Entering edit mode
Hi Everyone,
Im currently trying to analyse a large number of EPIC arrays and I'm getting an odd package error that seems to come about when I add annotation to the array object
rgSet <- read.metharray.exp(targets = targets)
getManifest(rgSet)
annotation(rgSet)[1] <- "IlluminaHumanMethylationEPIC" annotation(rgSet)[2] <- "ilm10b2.hg19"
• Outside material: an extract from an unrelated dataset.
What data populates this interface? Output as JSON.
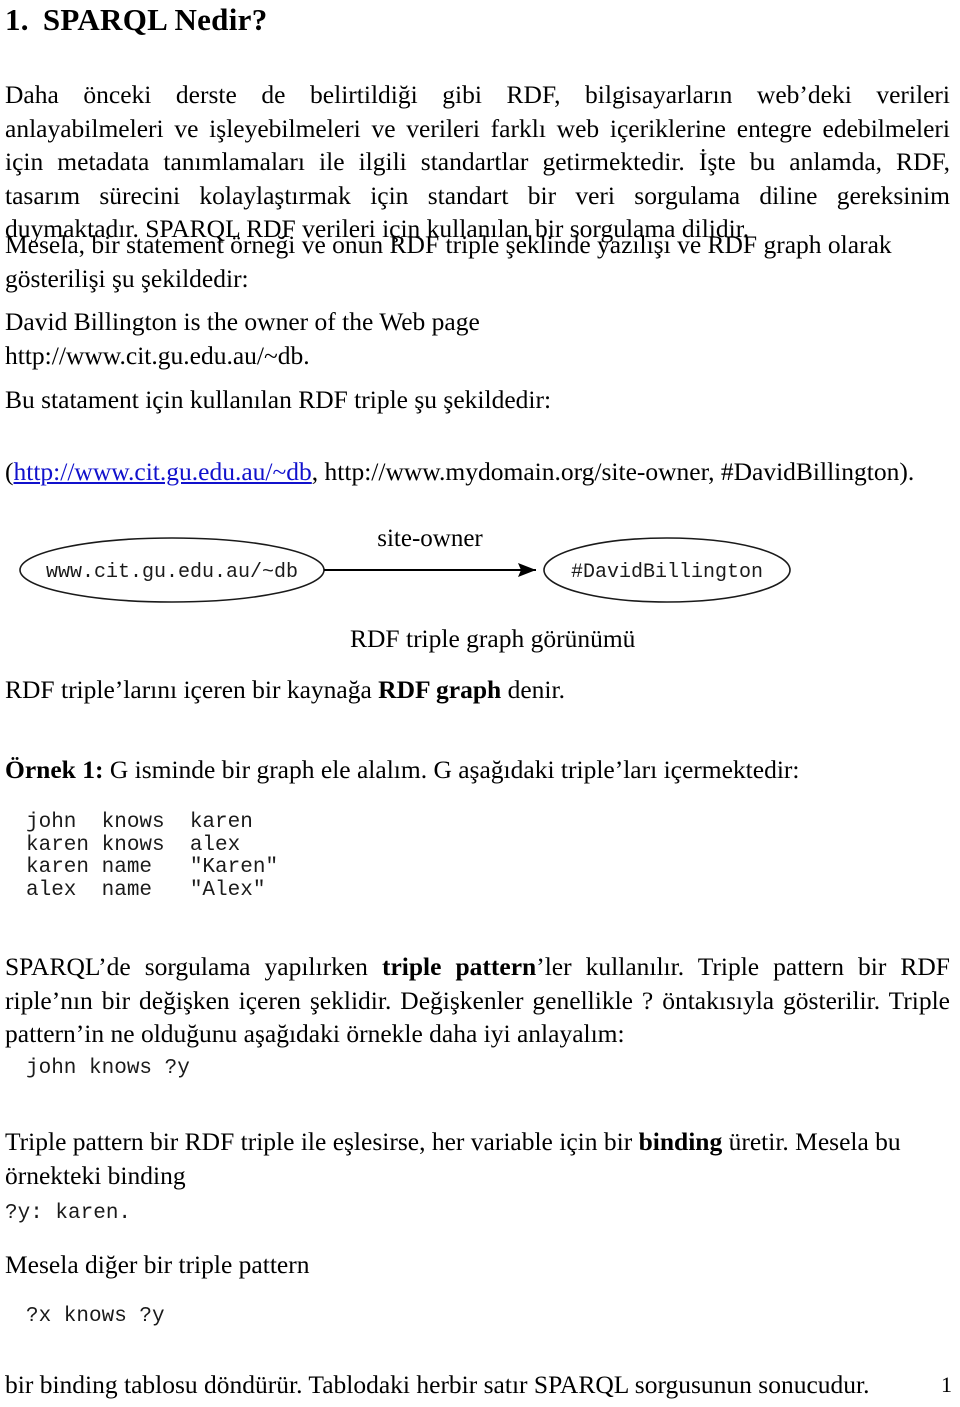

mSet <- preprocessSWAN(rgSet)
detP <- detectionP(rgSet) keep <- rowSums(detP < 0.05) == ncol(rgSet) mSet <- mSet[keep,]
dim(mSet)
RSet <- ratioConvert(mSet, what = "both", keepCN = TRUE) GRset <- mapToGenome(RSet)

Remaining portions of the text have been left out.